Isaiah01 From Fame to Shame b
From fame to shame to restoration
Come, let us bow down in worship, let us kneel before the LORD our Maker; for he is our God and we are the people of his pasture, the flock under his care. Today, if you hear his voice, do not harden your hearts (Psalm 95:6-8)
Call to worship
Doxology: Hymn no 146:1, 5 : “My heart and voice I raise” (remain standing for The Lord’s Prayer)
The Lord’s Prayer
Hymn: No 144: “Jesus shall reign where’er the sun”
In the Belgian Congo, the weather was hot and humid. No breath of air stirred; leaves hung from the trees as though they were very heavy. In the garden not far from the missionary home, a small boy played under a tree.
Suddenly, the father called to him: "Philip, obey me instantly--get down on your stomach." The boy reacted at once.
"Now crawl toward me quickly," his father continued. The boy again obeyed. After he had come halfway, the father said, "Now stand up and run to me."
The boy reached his father and turned to look back. Hanging from the branch under which he had been playing was a 15-foot serpent.

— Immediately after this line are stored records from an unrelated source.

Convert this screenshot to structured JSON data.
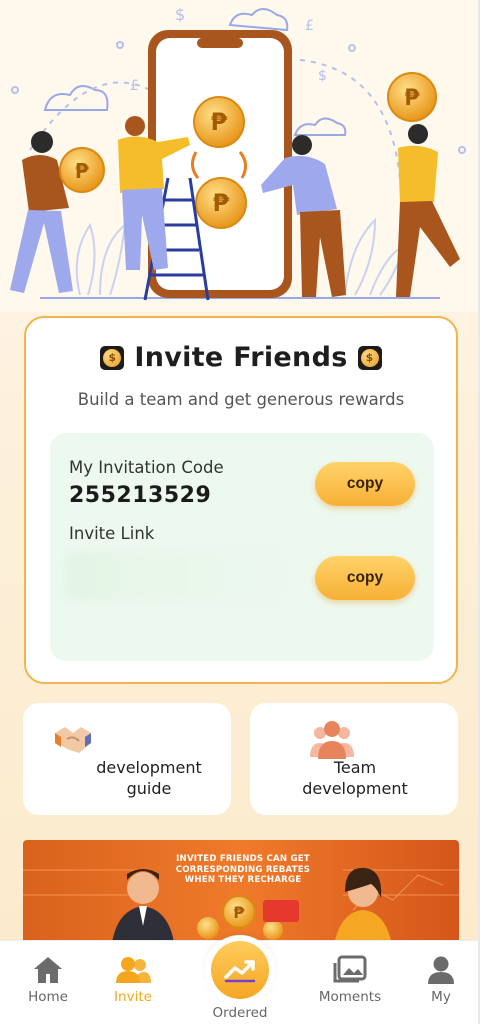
{
  "invite": {
    "title": "Invite Friends",
    "subtitle": "Build a team and get generous rewards",
    "code_label": "My Invitation Code",
    "code_value": "255213529",
    "link_label": "Invite Link",
    "copy_label": "copy"
  },
  "tiles": {
    "guide": "development guide",
    "team": "Team development"
  },
  "banner": {
    "text": "INVITED FRIENDS CAN GET CORRESPONDING REBATES WHEN THEY RECHARGE"
  },
  "tabbar": {
    "home": "Home",
    "invite": "Invite",
    "ordered": "Ordered",
    "moments": "Moments",
    "my": "My",
    "active": "Invite"
  },
  "colors": {
    "accent": "#f4a71d",
    "card_border": "#f1b54c",
    "code_bg": "#edf8ef"
  }
}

Are we always as ready to obey? Or do we say, "Tell me why?" "Explain to me?" "I will later." Let it be, Speak, Lord, Thy servant hears."
--From Best Sermon Illustrations by J. G. Lawson
Hymn: No 429:1, 2: “Trust and obey”
Scripture Reading: Matthew 11:25-30
Prayer of Adoration and Confession
Our Heavenly Father and our God,
You made the earth by your power; You founded the world by Your wisdom and stretched out the heavens by your understanding.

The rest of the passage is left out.